Finally, embedding-as-service help you to encode any given text to fixed length vector from supported embeddings and models.
💾 Installation
Install the band via pip.
$ pip install band -U
Note that the code MUST be running on Python >= 3.6. Again module does not support Python 2!
⚡ ️Getting Started
Text Classification Example
import time
import tensorflow as tf
from transformers import BertConfig, BertTokenizer
from band.model import TFBertForSequenceClassification
from band.dataset import ChnSentiCorp
from band.progress import classification_convert_examples_to_features
USE_XLA = False
USE_AMP = False
EPOCHS = 1
BATCH_SIZE = 16
EVAL_BATCH_SIZE = 16
TEST_BATCH_SIZE = 1
MAX_SEQ_LEN = 128
LEARNING_RATE = 3e-5
SAVE_MODEL = False
pretrained_dir = "/home/band/models"
tf.config.optimizer.set_jit(USE_XLA)
tf.config.optimizer.set_experimental_options({"auto_mixed_precision": USE_AMP})
dataset = ChnSentiCorp(save_path="/tmp/band")

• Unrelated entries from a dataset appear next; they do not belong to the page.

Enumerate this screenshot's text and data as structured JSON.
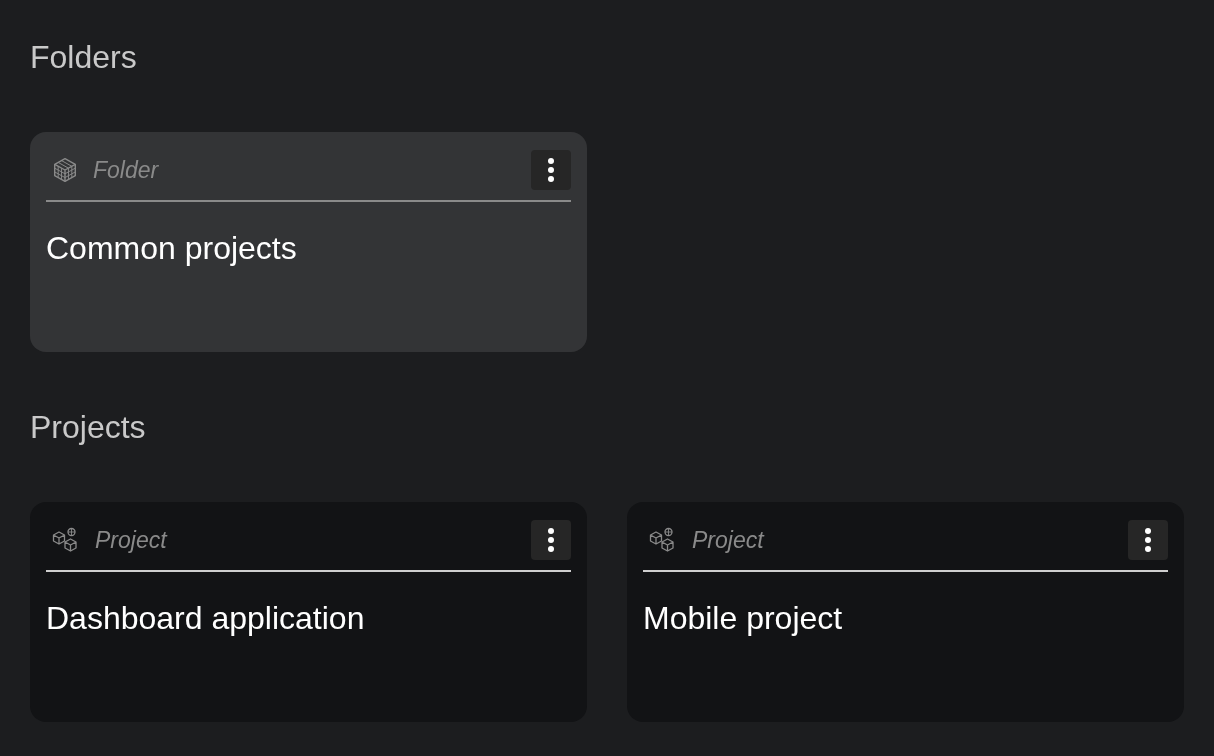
{
  "sections": [
    {
      "title": "Folders",
      "cards": [
        {
          "kind": "folder",
          "type_label": "Folder",
          "title": "Common projects"
        }
      ]
    },
    {
      "title": "Projects",
      "cards": [
        {
          "kind": "project",
          "type_label": "Project",
          "title": "Dashboard application"
        },
        {
          "kind": "project",
          "type_label": "Project",
          "title": "Mobile project"
        }
      ]
    }
  ]
}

data, label = dataset.data, dataset.label
dataset.dataset_information()
train_number, eval_number, test_number = dataset.train_examples_num, dataset.eval_examples_num, dataset.test_examples_num
tokenizer = BertTokenizer.from_pretrained(pretrained_dir)
train_dataset = classification_convert_examples_to_features(data['train'], tokenizer, max_length=MAX_SEQ_LEN,
label_list=label,
output_mode="classification")
valid_dataset = classification_convert_examples_to_features(data['validation'], tokenizer, max_length=MAX_SEQ_LEN,
label_list=label,
output_mode="classification")
test_dataset = classification_convert_examples_to_features(data['test'], tokenizer, max_length=MAX_SEQ_LEN,
label_list=label,
output_mode="classification")
train_dataset = train_dataset.shuffle(100).batch(BATCH_SIZE, drop_remainder=True).repeat(EPOCHS)
train_dataset = train_dataset.prefetch(tf.data.experimental.AUTOTUNE)
valid_dataset = valid_dataset.batch(EVAL_BATCH_SIZE)
valid_dataset = valid_dataset.prefetch(tf.data.experimental.AUTOTUNE)
test_dataset = test_dataset.batch(TEST_BATCH_SIZE)
test_dataset = test_dataset.prefetch(tf.data.experimental.AUTOTUNE)
config = BertConfig.from_pretrained(pretrained_dir, num_labels=dataset.num_labels)
model = TFBertForSequenceClassification.from_pretrained(pretrained_dir, config=config, from_pt=True)
optimizer = tf.keras.optimizers.Adam(learning_rate=LEARNING_RATE, epsilon=1e-08)
if USE_AMP:
optimizer = tf.keras.mixed_precision.experimental.LossScaleOptimizer(optimizer, 'dynamic')
loss = tf.keras.losses.SparseCategoricalCrossentropy(from_logits=True)
metric = tf.keras.metrics.SparseCategoricalAccuracy('accuracy')
model.compile(optimizer=optimizer, loss=loss, metrics=[metric])
history = model.fit(train_dataset, epochs=EPOCHS,
steps_per_epoch=train_number // BATCH_SIZE,
validation_data=valid_dataset,
validation_steps=eval_number // EVAL_BATCH_SIZE)
loss, accuracy = model.evaluate(test_dataset, steps=test_number // TEST_BATCH_SIZE)
print(loss, accuracy)
if SAVE_MODEL:
saved_model_path = "./saved_models/{}".format(int(time.time()))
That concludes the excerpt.